The new CPU designs take advantage of newly optimized 7nm process technology to offer higher performance at the same TDPs as Ryzen 3000 designs. The new 3000XT CPUs are drop-in replacements on AM4 motherboards that supported Ryzen 3000 CPUs and offer small (up to 4 percent) single-threaded performance improvements over their Ryzen 3000 counterparts.
|Model||Cores/Threads||Boost/Base Frequency||Total Cache||TDP||Suggested retail price|
|Ryzen 9 3900XT||12/24||Up to 4.7GHz/3.8GHz||70MiB||105W||$499|
|Ryzen 7 3800XT||8/16||Up to 4.7GHz/3.9GHz||36MiB||105W||$399|
|Ryzen 5 3600XT||6/12||Up to 4.5GHz/3.8GHz||35MiB||95W||$249|
Although the single-threaded performance improvements are small, the margins between CPUs in that stat tend to be razor-thin, and AMD says they’re enough to take the coveted single-thread performance crown away from Intel. A 4 percent improvement to the Ryzen 9 3900X score shown on the CGDirector leaderboard would come out to 531—a few points higher than CGDirector’s posted score for the i9-10900K, although a few points lower than our own Cinebench R20 result for that processor, using an NZXT Kraken fluid-cooler and Primochill Praxis open-air bench.
AMD has determined that most consumers are discarding the free Wraith Spire coolers in favor of higher-performance third-party cooling systems—so in the 3000XT line, only the Ryzen 5 3600XT retains the included OEM cooler. Ryzen 9 3900XT and Ryzen 7 3800XT will require the consumer to supply their own cooling solution, and AMD recommends “a minimum 280mm radiator or equivalent air cooling.” The company offers the existing 3950X compatibility list for those who aren’t sure what to buy.
For anyone who still isn’t certain, that choice of cooling is critical to getting the most out of these processors. It’s worth noting that AMD is following Intel’s lead in specifying base and boost clocks with “up to” numbers, rather than firm ratings. Users who skimp on the cooling with enthusiast processors are unlikely to achieve those numbers—or be able to sustain them for long, when they do.
Also coming soon
AMD also announced a new motherboard chipset for Ryzen 3000 desktop processors: the A520. Specifications for the new chipset are not yet available, but we’re expecting it to largely replace the earlier A320 in the budget category, with PCIe support most likely limited to 2.0. A full launch of the new chipset from motherboard vendors is expected in August.

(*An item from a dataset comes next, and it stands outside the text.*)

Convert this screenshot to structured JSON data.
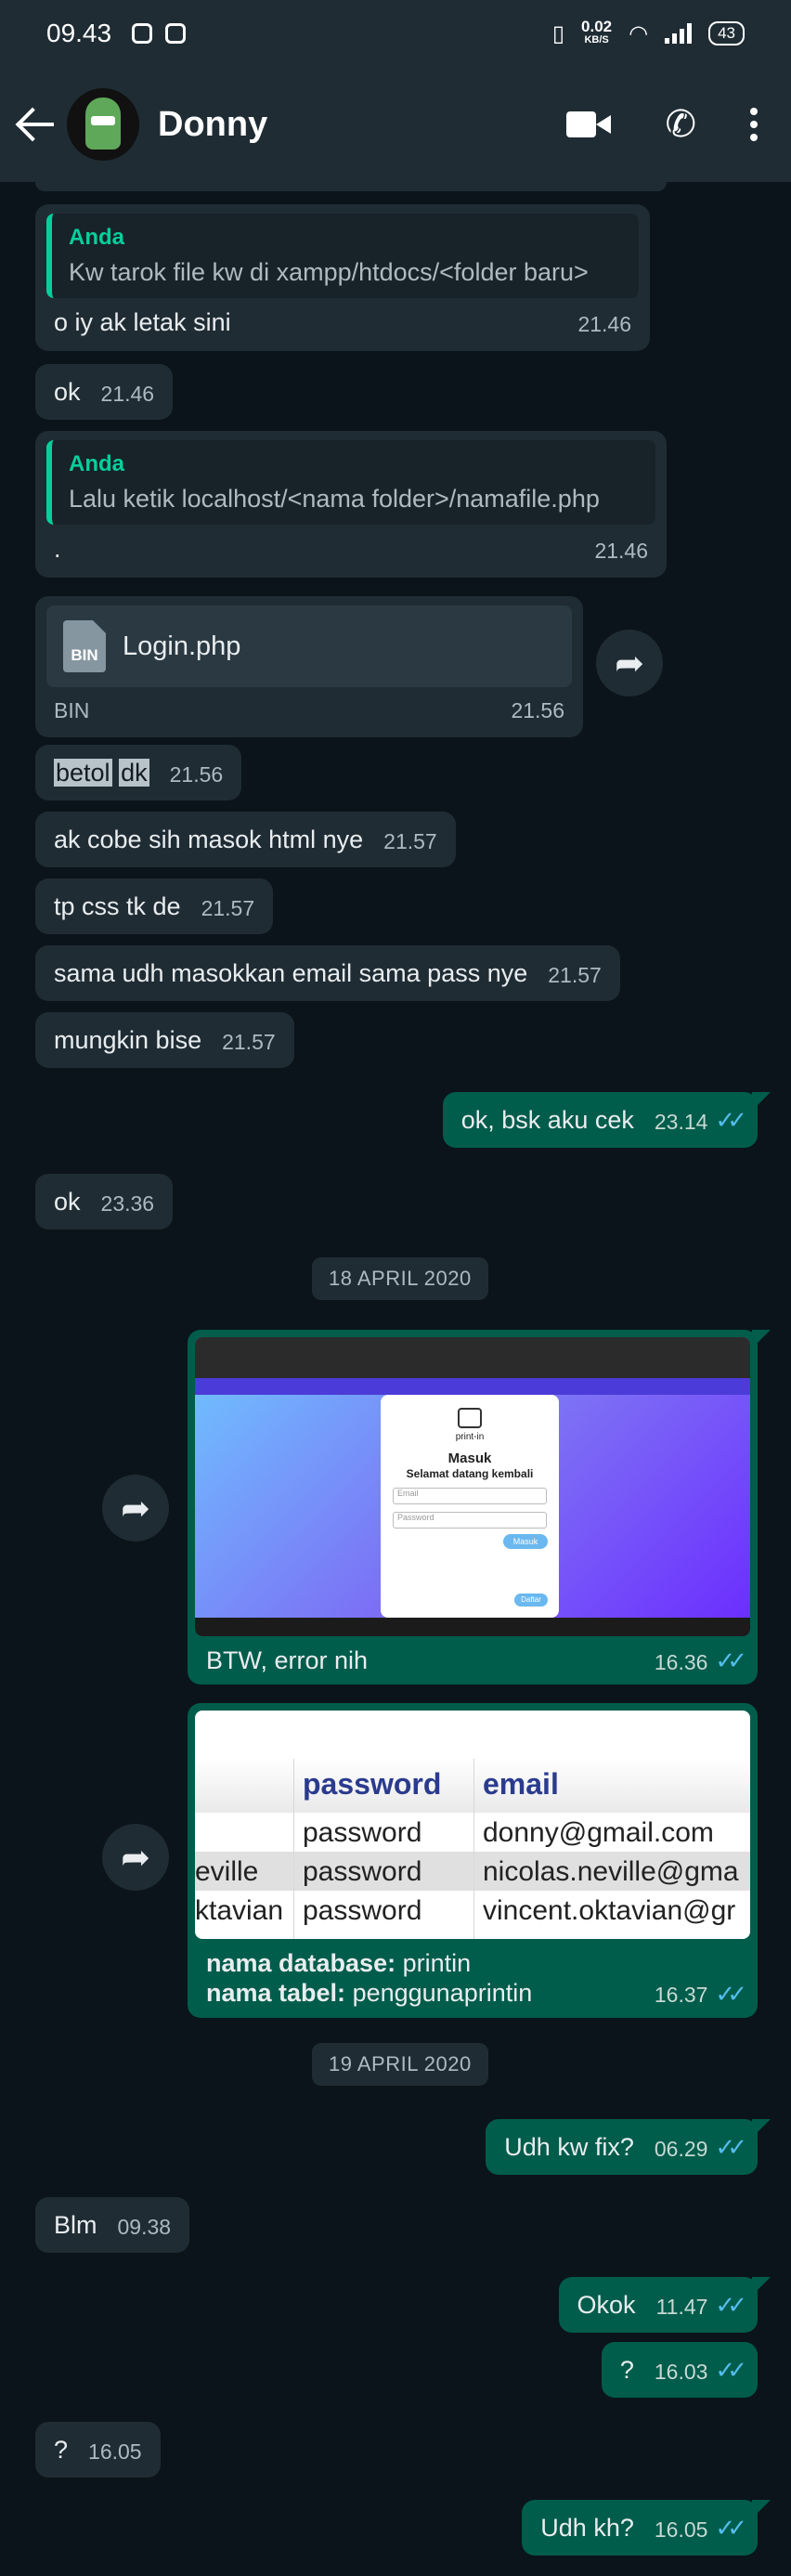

A new version of AMD’s StoreMI software will also be coming soon. For those unfamiliar, StoreMI is Windows software which aggregates SSD and mechanical hard drive storage in a familiar bid to offer users both the speed of SSDs and the cheapness and bulk capacity of mechanical drives. AMD dropped the original software in April, but the new version—presumably developed in-house, rather than licensed from a partner—will be coming soon.
AMD is playing the rest of its cards close to the chest until we get closer to the official launch of the Ryzen 3000XT parts—except for one thing reviewers and reporters are permitted to “leak”: the company says that its Zen3 project is well on-track, and rumors of delays in its development are false.